Se você atua na gestão de pessoas ou na linha de frente das operações, sabe que o calendário de 2026 trouxe desafios que vão muito além do planejamento orçamentário comum. Em abril deste ano, a legislação trabalhista brasileira (CLT) passou por uma das atualizações mais significativas da última década no que diz respeito ao bem-estar do trabalhador. A gestão de saúde preventiva nas empresas deixou de ser um conceito de “qualidade de vida” para se tornar uma regra clara de conformidade e operação.
A Lei nº 15.377/2026, sancionada em 6 de abril de 2026, mudou a dinâmica de como o RH e o SESMT precisam planejar a disponibilidade da mão de obra. O objetivo é nobre: incentivar a detecção precoce de doenças graves e reduzir acidentes.
Mas como o gestor pode absorver essas mudanças sem gerar gargalos na produção?
Neste artigo, vamos desbravar os pontos centrais dessa atualização e oferecer caminhos para que sua empresa se mantenha resiliente e dentro da lei.
O que mudou com a Lei nº 15.377/2026?
A atualização focou em dois pilares: a detecção precoce de câncer e o combate a infecções por HPV. A grande mudança está nos artigos 169-A e 473 da CLT.
Veja o que é obrigatório agora:
Folga remunerada estratégica: O colaborador agora tem direito a até 3 dias de folga por ano, sem desconto no salário, especificamente para realizar exames preventivos de câncer (mama, próstata e colo do útero) e para a vacinação contra o HPV.
Dever de informação: As empresas agora têm a obrigação ativa de divulgar campanhas oficiais e orientar os funcionários sobre onde e como acessar esses serviços de diagnóstico.
Responsabilidade compartilhada: A lei reforça que a saúde preventiva é um compromisso de ambos os lados, visando reduzir a estatística de afastamentos prolongados que tanto oneram o sistema e as empresas.
Como operacionalizar a nova lei sem gerar gargalos?

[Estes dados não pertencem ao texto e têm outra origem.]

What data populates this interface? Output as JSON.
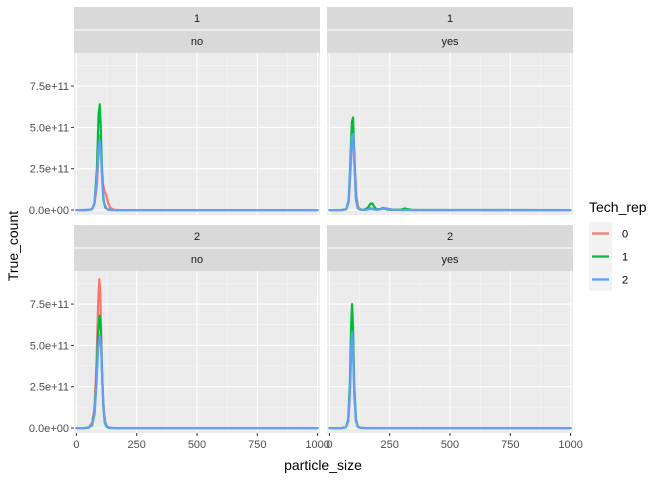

Um receio que deve passar pela cabeça de muitos gestores é o chamado “absenteísmo planejado”. Se 10% da sua equipe decidir usar os 3 dias de folga na mesma semana, a operação para. Por isso, a gestão de saúde preventiva nas empresas exige inteligência de dados. Confira as dicas da Mantris:
1. Planejamento de escala preventiva
Uma dica é o agendamento prévio. Assim como as férias são programadas, a empresa pode criar um cronograma de exames preventivos baseado em períodos de menor demanda produtiva. Isso transforma o “imprevisto” em um dado controlado no seu dashboard de gestão.

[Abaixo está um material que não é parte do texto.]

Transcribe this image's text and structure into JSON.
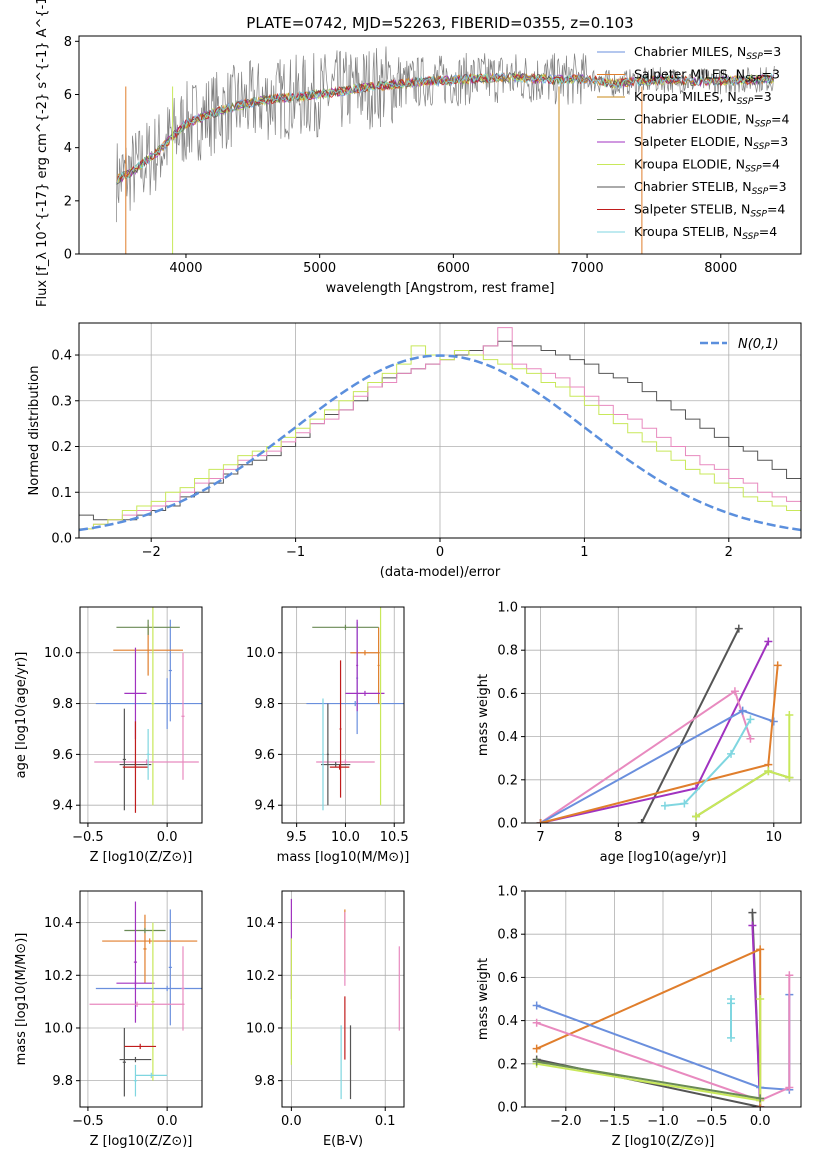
{
  "chart_data": [
    {
      "id": "spectrum",
      "type": "line",
      "title": "PLATE=0742, MJD=52263, FIBERID=0355, z=0.103",
      "xlabel": "wavelength [Angstrom, rest frame]",
      "ylabel": "Flux [f_λ 10^{-17} erg cm^{-2} s^{-1} A^{-1}]",
      "xlim": [
        3200,
        8600
      ],
      "ylim": [
        0,
        8.2
      ],
      "xticks": [
        4000,
        5000,
        6000,
        7000,
        8000
      ],
      "yticks": [
        0,
        2,
        4,
        6,
        8
      ],
      "grid": false,
      "legend_position": "right",
      "data_color": "#808080",
      "continuum_x": [
        3480,
        3600,
        3700,
        3800,
        3900,
        4000,
        4200,
        4400,
        4600,
        4800,
        5000,
        5200,
        5400,
        5600,
        5800,
        6000,
        6200,
        6400,
        6600,
        6800,
        7000,
        7200,
        7400,
        7600,
        7800,
        8000,
        8200,
        8400
      ],
      "continuum_y": [
        2.8,
        3.1,
        3.5,
        3.9,
        4.4,
        4.9,
        5.3,
        5.6,
        5.8,
        5.9,
        6.0,
        6.15,
        6.3,
        6.4,
        6.5,
        6.55,
        6.6,
        6.65,
        6.6,
        6.55,
        6.6,
        6.4,
        6.5,
        6.55,
        6.5,
        6.5,
        6.55,
        6.6
      ],
      "series": [
        {
          "name": "Chabrier MILES, N_SSP=3",
          "color": "#6a8fdd"
        },
        {
          "name": "Salpeter MILES, N_SSP=3",
          "color": "#e07e2c"
        },
        {
          "name": "Kroupa MILES, N_SSP=3",
          "color": "#c98a1a"
        },
        {
          "name": "Chabrier ELODIE, N_SSP=4",
          "color": "#6a8a55"
        },
        {
          "name": "Salpeter ELODIE, N_SSP=3",
          "color": "#a032c0"
        },
        {
          "name": "Kroupa ELODIE, N_SSP=4",
          "color": "#c8e85a"
        },
        {
          "name": "Chabrier STELIB, N_SSP=3",
          "color": "#555555"
        },
        {
          "name": "Salpeter STELIB, N_SSP=4",
          "color": "#c01c1c"
        },
        {
          "name": "Kroupa STELIB, N_SSP=4",
          "color": "#7fd6e0"
        }
      ]
    },
    {
      "id": "residuals",
      "type": "bar",
      "xlabel": "(data-model)/error",
      "ylabel": "Normed distribution",
      "xlim": [
        -2.5,
        2.5
      ],
      "ylim": [
        0,
        0.47
      ],
      "xticks": [
        -2,
        -1,
        0,
        1,
        2
      ],
      "yticks": [
        0.0,
        0.1,
        0.2,
        0.3,
        0.4
      ],
      "grid": true,
      "legend_position": "top-right",
      "gaussian": {
        "name": "N(0,1)",
        "color": "#5b8fdd"
      },
      "bin_width": 0.1,
      "bin_start": -2.5,
      "histograms": [
        {
          "color": "#555555",
          "values": [
            0.05,
            0.04,
            0.04,
            0.04,
            0.05,
            0.06,
            0.07,
            0.09,
            0.1,
            0.12,
            0.14,
            0.16,
            0.17,
            0.18,
            0.2,
            0.22,
            0.25,
            0.27,
            0.28,
            0.3,
            0.33,
            0.35,
            0.36,
            0.37,
            0.38,
            0.39,
            0.4,
            0.41,
            0.42,
            0.43,
            0.42,
            0.42,
            0.41,
            0.4,
            0.39,
            0.38,
            0.36,
            0.35,
            0.34,
            0.32,
            0.3,
            0.28,
            0.26,
            0.24,
            0.22,
            0.2,
            0.19,
            0.17,
            0.15,
            0.13
          ]
        },
        {
          "color": "#e88abf",
          "values": [
            0.02,
            0.03,
            0.04,
            0.05,
            0.06,
            0.07,
            0.08,
            0.1,
            0.12,
            0.13,
            0.15,
            0.17,
            0.18,
            0.19,
            0.21,
            0.23,
            0.25,
            0.26,
            0.28,
            0.31,
            0.33,
            0.34,
            0.36,
            0.37,
            0.38,
            0.39,
            0.41,
            0.4,
            0.42,
            0.46,
            0.38,
            0.37,
            0.36,
            0.35,
            0.33,
            0.31,
            0.29,
            0.27,
            0.26,
            0.24,
            0.22,
            0.2,
            0.18,
            0.16,
            0.15,
            0.13,
            0.12,
            0.1,
            0.09,
            0.08
          ]
        },
        {
          "color": "#c8e85a",
          "values": [
            0.02,
            0.03,
            0.04,
            0.06,
            0.07,
            0.08,
            0.1,
            0.11,
            0.13,
            0.15,
            0.16,
            0.18,
            0.19,
            0.2,
            0.22,
            0.24,
            0.26,
            0.28,
            0.3,
            0.32,
            0.34,
            0.36,
            0.38,
            0.42,
            0.4,
            0.39,
            0.41,
            0.4,
            0.39,
            0.38,
            0.37,
            0.36,
            0.34,
            0.33,
            0.31,
            0.29,
            0.27,
            0.25,
            0.23,
            0.21,
            0.19,
            0.17,
            0.15,
            0.14,
            0.12,
            0.11,
            0.09,
            0.08,
            0.07,
            0.06
          ]
        }
      ]
    },
    {
      "id": "age_vs_Z",
      "type": "scatter",
      "xlabel": "Z [log10(Z/Z⊙)]",
      "ylabel": "age  [log10(age/yr)]",
      "xlim": [
        -0.55,
        0.22
      ],
      "ylim": [
        9.33,
        10.18
      ],
      "xticks": [
        -0.5,
        0.0
      ],
      "yticks": [
        9.4,
        9.6,
        9.8,
        10.0
      ],
      "grid": true,
      "points": [
        {
          "color": "#6a8fdd",
          "x": 0.0,
          "y": 9.8,
          "xerr": 0.45,
          "yerr": 0.1
        },
        {
          "color": "#6a8fdd",
          "x": 0.02,
          "y": 9.93,
          "xerr": 0.01,
          "yerr": 0.2
        },
        {
          "color": "#e07e2c",
          "x": -0.12,
          "y": 10.01,
          "xerr": 0.22,
          "yerr": 0.1
        },
        {
          "color": "#6a8a55",
          "x": -0.12,
          "y": 10.1,
          "xerr": 0.2,
          "yerr": 0.03
        },
        {
          "color": "#a032c0",
          "x": -0.2,
          "y": 9.84,
          "xerr": 0.07,
          "yerr": 0.18
        },
        {
          "color": "#c8e85a",
          "x": -0.09,
          "y": 9.8,
          "xerr": 0.01,
          "yerr": 0.4
        },
        {
          "color": "#e88abf",
          "x": -0.13,
          "y": 9.57,
          "xerr": 0.33,
          "yerr": 0.01
        },
        {
          "color": "#e88abf",
          "x": 0.1,
          "y": 9.75,
          "xerr": 0.01,
          "yerr": 0.25
        },
        {
          "color": "#555555",
          "x": -0.2,
          "y": 9.56,
          "xerr": 0.1,
          "yerr": 0.01
        },
        {
          "color": "#555555",
          "x": -0.27,
          "y": 9.58,
          "xerr": 0.01,
          "yerr": 0.2
        },
        {
          "color": "#c01c1c",
          "x": -0.2,
          "y": 9.55,
          "xerr": 0.08,
          "yerr": 0.18
        },
        {
          "color": "#7fd6e0",
          "x": -0.12,
          "y": 9.6,
          "xerr": 0.01,
          "yerr": 0.1
        }
      ]
    },
    {
      "id": "age_vs_mass",
      "type": "scatter",
      "xlabel": "mass [log10(M/M⊙)]",
      "ylabel": "",
      "xlim": [
        9.35,
        10.6
      ],
      "ylim": [
        9.33,
        10.18
      ],
      "xticks": [
        9.5,
        10.0,
        10.5
      ],
      "yticks": [
        9.4,
        9.6,
        9.8,
        10.0
      ],
      "grid": true,
      "points": [
        {
          "color": "#6a8fdd",
          "x": 10.1,
          "y": 9.8,
          "xerr": 0.5,
          "yerr": 0.01
        },
        {
          "color": "#6a8fdd",
          "x": 10.12,
          "y": 9.9,
          "xerr": 0.01,
          "yerr": 0.22
        },
        {
          "color": "#e07e2c",
          "x": 10.2,
          "y": 10.0,
          "xerr": 0.15,
          "yerr": 0.01
        },
        {
          "color": "#e07e2c",
          "x": 10.34,
          "y": 9.95,
          "xerr": 0.01,
          "yerr": 0.15
        },
        {
          "color": "#6a8a55",
          "x": 10.0,
          "y": 10.1,
          "xerr": 0.34,
          "yerr": 0.01
        },
        {
          "color": "#a032c0",
          "x": 10.2,
          "y": 9.84,
          "xerr": 0.2,
          "yerr": 0.01
        },
        {
          "color": "#a032c0",
          "x": 10.12,
          "y": 9.95,
          "xerr": 0.01,
          "yerr": 0.18
        },
        {
          "color": "#c8e85a",
          "x": 10.36,
          "y": 9.8,
          "xerr": 0.01,
          "yerr": 0.4
        },
        {
          "color": "#e88abf",
          "x": 10.0,
          "y": 9.57,
          "xerr": 0.3,
          "yerr": 0.01
        },
        {
          "color": "#555555",
          "x": 9.9,
          "y": 9.56,
          "xerr": 0.15,
          "yerr": 0.01
        },
        {
          "color": "#555555",
          "x": 9.82,
          "y": 9.6,
          "xerr": 0.01,
          "yerr": 0.2
        },
        {
          "color": "#c01c1c",
          "x": 9.94,
          "y": 9.55,
          "xerr": 0.1,
          "yerr": 0.01
        },
        {
          "color": "#c01c1c",
          "x": 9.95,
          "y": 9.7,
          "xerr": 0.01,
          "yerr": 0.27
        },
        {
          "color": "#7fd6e0",
          "x": 9.77,
          "y": 9.6,
          "xerr": 0.01,
          "yerr": 0.22
        }
      ]
    },
    {
      "id": "massweight_vs_age",
      "type": "line",
      "xlabel": "age  [log10(age/yr)]",
      "ylabel": "mass weight",
      "xlim": [
        6.8,
        10.35
      ],
      "ylim": [
        0,
        1.0
      ],
      "xticks": [
        7,
        8,
        9,
        10
      ],
      "yticks": [
        0.0,
        0.2,
        0.4,
        0.6,
        0.8,
        1.0
      ],
      "grid": true,
      "series": [
        {
          "color": "#555555",
          "x": [
            8.3,
            9.55
          ],
          "y": [
            0.0,
            0.9
          ]
        },
        {
          "color": "#a032c0",
          "x": [
            7.0,
            9.0,
            9.93
          ],
          "y": [
            0.0,
            0.16,
            0.84
          ]
        },
        {
          "color": "#e88abf",
          "x": [
            7.0,
            9.5,
            9.7
          ],
          "y": [
            0.0,
            0.61,
            0.39
          ]
        },
        {
          "color": "#6a8fdd",
          "x": [
            7.0,
            9.6,
            10.0
          ],
          "y": [
            0.0,
            0.52,
            0.47
          ]
        },
        {
          "color": "#e07e2c",
          "x": [
            7.0,
            9.93,
            10.05
          ],
          "y": [
            0.0,
            0.27,
            0.73
          ]
        },
        {
          "color": "#6a8a55",
          "x": [
            9.0,
            9.93,
            10.2
          ],
          "y": [
            0.03,
            0.24,
            0.21
          ]
        },
        {
          "color": "#c8e85a",
          "x": [
            9.0,
            9.93,
            10.2,
            10.2
          ],
          "y": [
            0.03,
            0.24,
            0.21,
            0.5
          ]
        },
        {
          "color": "#7fd6e0",
          "x": [
            8.6,
            8.85,
            9.45,
            9.7
          ],
          "y": [
            0.08,
            0.09,
            0.32,
            0.48
          ]
        }
      ]
    },
    {
      "id": "mass_vs_Z",
      "type": "scatter",
      "xlabel": "Z [log10(Z/Z⊙)]",
      "ylabel": "mass [log10(M/M⊙)]",
      "xlim": [
        -0.55,
        0.22
      ],
      "ylim": [
        9.7,
        10.52
      ],
      "xticks": [
        -0.5,
        0.0
      ],
      "yticks": [
        9.8,
        10.0,
        10.2,
        10.4
      ],
      "grid": true,
      "points": [
        {
          "color": "#6a8fdd",
          "x": 0.0,
          "y": 10.15,
          "xerr": 0.45,
          "yerr": 0.01
        },
        {
          "color": "#6a8fdd",
          "x": 0.02,
          "y": 10.23,
          "xerr": 0.01,
          "yerr": 0.22
        },
        {
          "color": "#e07e2c",
          "x": -0.11,
          "y": 10.33,
          "xerr": 0.3,
          "yerr": 0.01
        },
        {
          "color": "#e07e2c",
          "x": -0.14,
          "y": 10.3,
          "xerr": 0.01,
          "yerr": 0.13
        },
        {
          "color": "#6a8a55",
          "x": -0.14,
          "y": 10.37,
          "xerr": 0.13,
          "yerr": 0.01
        },
        {
          "color": "#a032c0",
          "x": -0.2,
          "y": 10.17,
          "xerr": 0.12,
          "yerr": 0.01
        },
        {
          "color": "#a032c0",
          "x": -0.2,
          "y": 10.25,
          "xerr": 0.01,
          "yerr": 0.23
        },
        {
          "color": "#c8e85a",
          "x": -0.09,
          "y": 10.1,
          "xerr": 0.01,
          "yerr": 0.3
        },
        {
          "color": "#e88abf",
          "x": -0.19,
          "y": 10.09,
          "xerr": 0.3,
          "yerr": 0.01
        },
        {
          "color": "#e88abf",
          "x": 0.1,
          "y": 10.15,
          "xerr": 0.01,
          "yerr": 0.16
        },
        {
          "color": "#555555",
          "x": -0.2,
          "y": 9.88,
          "xerr": 0.1,
          "yerr": 0.01
        },
        {
          "color": "#555555",
          "x": -0.27,
          "y": 9.87,
          "xerr": 0.01,
          "yerr": 0.13
        },
        {
          "color": "#c01c1c",
          "x": -0.17,
          "y": 9.93,
          "xerr": 0.1,
          "yerr": 0.01
        },
        {
          "color": "#7fd6e0",
          "x": -0.1,
          "y": 9.82,
          "xerr": 0.1,
          "yerr": 0.01
        },
        {
          "color": "#7fd6e0",
          "x": -0.2,
          "y": 9.8,
          "xerr": 0.01,
          "yerr": 0.06
        }
      ]
    },
    {
      "id": "mass_vs_EBV",
      "type": "scatter",
      "xlabel": "E(B-V)",
      "ylabel": "",
      "xlim": [
        -0.01,
        0.12
      ],
      "ylim": [
        9.7,
        10.52
      ],
      "xticks": [
        0.0,
        0.1
      ],
      "yticks": [
        9.8,
        10.0,
        10.2,
        10.4
      ],
      "grid": true,
      "points": [
        {
          "color": "#a032c0",
          "x": 0.0,
          "y": 10.3,
          "xerr": 0.0,
          "yerr": 0.19
        },
        {
          "color": "#c8e85a",
          "x": 0.0,
          "y": 10.1,
          "xerr": 0.0,
          "yerr": 0.24
        },
        {
          "color": "#e07e2c",
          "x": 0.057,
          "y": 10.33,
          "xerr": 0.0,
          "yerr": 0.12
        },
        {
          "color": "#e88abf",
          "x": 0.057,
          "y": 10.3,
          "xerr": 0.0,
          "yerr": 0.14
        },
        {
          "color": "#c01c1c",
          "x": 0.057,
          "y": 10.0,
          "xerr": 0.0,
          "yerr": 0.12
        },
        {
          "color": "#7fd6e0",
          "x": 0.053,
          "y": 9.87,
          "xerr": 0.0,
          "yerr": 0.14
        },
        {
          "color": "#555555",
          "x": 0.063,
          "y": 9.87,
          "xerr": 0.0,
          "yerr": 0.14
        },
        {
          "color": "#e88abf",
          "x": 0.115,
          "y": 10.15,
          "xerr": 0.0,
          "yerr": 0.16
        }
      ]
    },
    {
      "id": "massweight_vs_Z",
      "type": "line",
      "xlabel": "Z [log10(Z/Z⊙)]",
      "ylabel": "mass weight",
      "xlim": [
        -2.42,
        0.42
      ],
      "ylim": [
        0,
        1.0
      ],
      "xticks": [
        -2.0,
        -1.5,
        -1.0,
        -0.5,
        0.0
      ],
      "yticks": [
        0.0,
        0.2,
        0.4,
        0.6,
        0.8,
        1.0
      ],
      "grid": true,
      "series": [
        {
          "color": "#555555",
          "x": [
            -2.3,
            0.0,
            -0.08
          ],
          "y": [
            0.22,
            0.0,
            0.9
          ]
        },
        {
          "color": "#a032c0",
          "x": [
            -0.08,
            0.0
          ],
          "y": [
            0.84,
            0.0
          ]
        },
        {
          "color": "#e07e2c",
          "x": [
            -2.3,
            0.0,
            0.0
          ],
          "y": [
            0.27,
            0.73,
            0.0
          ]
        },
        {
          "color": "#6a8fdd",
          "x": [
            -2.3,
            0.0,
            0.3,
            0.3
          ],
          "y": [
            0.47,
            0.09,
            0.08,
            0.52
          ]
        },
        {
          "color": "#e88abf",
          "x": [
            -2.3,
            0.0,
            0.3,
            0.3
          ],
          "y": [
            0.39,
            0.03,
            0.09,
            0.61
          ]
        },
        {
          "color": "#c8e85a",
          "x": [
            -2.3,
            0.0,
            0.0
          ],
          "y": [
            0.2,
            0.03,
            0.5
          ]
        },
        {
          "color": "#6a8a55",
          "x": [
            -2.3,
            0.0
          ],
          "y": [
            0.21,
            0.04
          ]
        },
        {
          "color": "#7fd6e0",
          "x": [
            -0.3,
            -0.3,
            -0.3
          ],
          "y": [
            0.32,
            0.48,
            0.5
          ]
        }
      ]
    }
  ]
}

2. Comunicação interna educativa
A lei exige que a empresa informe o colaborador. Use isso a seu favor para criar uma cultura de saúde. Quando o funcionário entende que a vacinação contra o HPV e os exames de rotina são para sua própria longevidade, ele se torna um aliado da gestão.
Por que a prevenção é uma ferramenta de previsibilidade financeira?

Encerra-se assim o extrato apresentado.